In the early 1990s, San Jose’s Mercury News printed a
series of articles that speculated there might be some relationship
between Sandinista drug dealers, the CIA, and the spreading crack
endemic in California cities. While the connection was never proven
to be anything greater than a bout of conspiracy and irresponsible
journalism, many blacks — led, in part, by Jesse Jackson and Rep.
Maxine Waters — nonetheless bought into the theory that the CIA
was selling crack to inner-city blacks to both ruin their
communities as well as to raise money to fight communists in South
America.
To understand where such fanciful paranoia originates is to
appreciate the true effects of the victimist ideology these
proselytizers peddle. Na’im Akbar, a Florida State University
professor of psychology who specializes in “African American
behavior,” said in response to the AIDS study, “This is not a bunch
of crazy people running around saying they’re out to get us. [The
belief] comes from the reality of 300 years of slavery and 100
years of post-slavery exploitation.”
Jamal Watson, executive editor of the New York Amsterdam
News, a black newspaper, asked (somewhat incorrectly): “Why
are all of the poor people living in the city of New Orleans
black?” Instead of looking for cultural indicators within the black
community, Mr. Watson immediately pronounces “slavery” as the
culprit. “The legal and social tradition of mistreating blacks
started with American slavery and has continued uninterrupted ever
since.” Uninterrupted? Like far too many, Mr.
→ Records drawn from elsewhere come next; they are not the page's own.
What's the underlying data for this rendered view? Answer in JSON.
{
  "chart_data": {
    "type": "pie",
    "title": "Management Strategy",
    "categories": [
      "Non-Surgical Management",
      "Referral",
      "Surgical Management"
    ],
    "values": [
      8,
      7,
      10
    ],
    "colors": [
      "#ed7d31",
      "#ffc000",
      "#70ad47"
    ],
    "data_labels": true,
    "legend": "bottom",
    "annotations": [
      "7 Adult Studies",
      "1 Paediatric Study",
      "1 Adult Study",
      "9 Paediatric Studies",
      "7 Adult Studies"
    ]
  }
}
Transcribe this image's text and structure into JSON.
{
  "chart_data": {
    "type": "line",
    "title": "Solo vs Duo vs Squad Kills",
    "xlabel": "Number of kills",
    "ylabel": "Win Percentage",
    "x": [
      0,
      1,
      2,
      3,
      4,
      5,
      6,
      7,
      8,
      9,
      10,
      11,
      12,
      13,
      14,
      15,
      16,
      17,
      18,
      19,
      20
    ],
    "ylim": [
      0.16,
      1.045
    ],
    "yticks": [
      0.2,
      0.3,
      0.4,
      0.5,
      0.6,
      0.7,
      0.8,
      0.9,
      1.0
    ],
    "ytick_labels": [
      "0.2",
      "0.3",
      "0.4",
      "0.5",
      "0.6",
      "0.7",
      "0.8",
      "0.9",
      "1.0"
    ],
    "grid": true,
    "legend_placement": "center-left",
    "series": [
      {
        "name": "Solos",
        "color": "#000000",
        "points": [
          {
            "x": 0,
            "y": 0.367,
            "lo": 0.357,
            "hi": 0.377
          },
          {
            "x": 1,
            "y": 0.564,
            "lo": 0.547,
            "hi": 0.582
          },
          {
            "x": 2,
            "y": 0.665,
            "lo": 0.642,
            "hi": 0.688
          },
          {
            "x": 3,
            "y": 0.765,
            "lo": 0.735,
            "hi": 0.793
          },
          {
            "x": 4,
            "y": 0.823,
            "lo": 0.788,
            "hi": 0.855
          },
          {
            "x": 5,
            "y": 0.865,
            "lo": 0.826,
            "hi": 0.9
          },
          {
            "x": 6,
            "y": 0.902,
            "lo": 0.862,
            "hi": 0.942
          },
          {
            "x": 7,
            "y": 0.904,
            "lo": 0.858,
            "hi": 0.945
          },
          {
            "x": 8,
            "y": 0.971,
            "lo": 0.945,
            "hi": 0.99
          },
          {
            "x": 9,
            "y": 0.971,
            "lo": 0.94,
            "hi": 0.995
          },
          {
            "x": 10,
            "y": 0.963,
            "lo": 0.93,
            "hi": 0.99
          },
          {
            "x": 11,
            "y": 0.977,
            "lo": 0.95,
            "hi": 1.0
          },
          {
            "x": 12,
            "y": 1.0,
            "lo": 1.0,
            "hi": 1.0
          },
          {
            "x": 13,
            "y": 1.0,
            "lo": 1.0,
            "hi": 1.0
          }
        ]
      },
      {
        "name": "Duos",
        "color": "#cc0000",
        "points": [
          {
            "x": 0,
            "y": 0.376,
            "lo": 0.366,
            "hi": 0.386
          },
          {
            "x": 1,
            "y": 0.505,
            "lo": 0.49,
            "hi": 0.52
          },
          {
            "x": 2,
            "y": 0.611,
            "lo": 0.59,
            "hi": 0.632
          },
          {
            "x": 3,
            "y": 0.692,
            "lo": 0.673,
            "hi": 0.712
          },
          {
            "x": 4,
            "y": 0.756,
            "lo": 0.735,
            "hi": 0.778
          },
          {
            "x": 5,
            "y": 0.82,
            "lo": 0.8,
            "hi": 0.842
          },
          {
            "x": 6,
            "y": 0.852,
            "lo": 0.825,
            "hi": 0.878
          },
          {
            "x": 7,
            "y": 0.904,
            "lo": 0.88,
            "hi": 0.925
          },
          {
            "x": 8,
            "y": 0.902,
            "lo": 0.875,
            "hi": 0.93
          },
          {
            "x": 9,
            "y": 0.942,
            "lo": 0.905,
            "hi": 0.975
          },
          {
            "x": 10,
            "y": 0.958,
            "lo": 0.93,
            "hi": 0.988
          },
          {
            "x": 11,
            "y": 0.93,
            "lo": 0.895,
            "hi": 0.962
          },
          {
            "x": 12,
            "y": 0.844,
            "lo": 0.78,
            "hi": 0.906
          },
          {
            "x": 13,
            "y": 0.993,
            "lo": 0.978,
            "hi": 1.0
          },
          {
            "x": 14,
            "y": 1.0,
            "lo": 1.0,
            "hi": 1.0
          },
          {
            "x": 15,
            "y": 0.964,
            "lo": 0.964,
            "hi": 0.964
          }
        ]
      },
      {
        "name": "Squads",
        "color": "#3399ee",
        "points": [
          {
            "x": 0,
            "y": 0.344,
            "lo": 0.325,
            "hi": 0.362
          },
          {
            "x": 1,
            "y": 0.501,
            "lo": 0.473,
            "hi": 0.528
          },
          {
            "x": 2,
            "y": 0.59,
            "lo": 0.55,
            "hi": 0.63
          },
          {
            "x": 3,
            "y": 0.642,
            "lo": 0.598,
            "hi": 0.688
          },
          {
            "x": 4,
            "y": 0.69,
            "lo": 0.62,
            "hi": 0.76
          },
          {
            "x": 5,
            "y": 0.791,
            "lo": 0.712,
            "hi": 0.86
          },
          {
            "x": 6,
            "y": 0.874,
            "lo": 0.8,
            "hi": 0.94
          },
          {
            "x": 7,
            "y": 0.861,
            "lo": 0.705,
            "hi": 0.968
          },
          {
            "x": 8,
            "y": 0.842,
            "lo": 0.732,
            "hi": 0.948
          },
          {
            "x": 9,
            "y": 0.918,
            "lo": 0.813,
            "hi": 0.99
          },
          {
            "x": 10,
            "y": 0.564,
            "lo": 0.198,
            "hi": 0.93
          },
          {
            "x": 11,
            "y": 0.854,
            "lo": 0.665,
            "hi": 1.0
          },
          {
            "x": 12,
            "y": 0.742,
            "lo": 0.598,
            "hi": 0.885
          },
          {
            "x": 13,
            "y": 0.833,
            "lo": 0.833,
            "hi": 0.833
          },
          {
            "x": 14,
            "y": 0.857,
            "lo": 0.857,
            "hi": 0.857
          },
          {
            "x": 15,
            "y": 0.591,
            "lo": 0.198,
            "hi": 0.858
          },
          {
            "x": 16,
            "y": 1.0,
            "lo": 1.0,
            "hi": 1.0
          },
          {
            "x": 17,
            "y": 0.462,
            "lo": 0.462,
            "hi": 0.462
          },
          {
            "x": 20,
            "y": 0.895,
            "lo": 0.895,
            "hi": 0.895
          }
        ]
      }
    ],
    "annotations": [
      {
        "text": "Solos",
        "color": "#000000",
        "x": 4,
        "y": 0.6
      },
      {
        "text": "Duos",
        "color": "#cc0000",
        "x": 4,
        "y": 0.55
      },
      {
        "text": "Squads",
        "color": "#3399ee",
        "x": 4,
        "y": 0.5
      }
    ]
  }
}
Watson can’t see a
difference between America in 1860 and 2005.
If the best these professional race activists can muster to
justify this ingrained skepticism is a tired yet sanctimonious
invocation of slavery, it shows just how detached they’ve become.
Resultantly, black Americans’ worst fears are being taken advantage
of and a healthier American society falls by the wayside. By
indulging in conspiracy theories and blame-anyone-but-yourself
psychotherapy, the emphasis on personal responsibility that can
make social equality possible is injuriously neglected.
While Hurricane Katrina has unearthed many previously
underappreciated American deficiencies, racial intolerance was not
one of them. Instead, we’ve learned that many prominent black
activists are no more reliable as leaders than the levees were as
protectors for New Orleans’s impoverished blacks.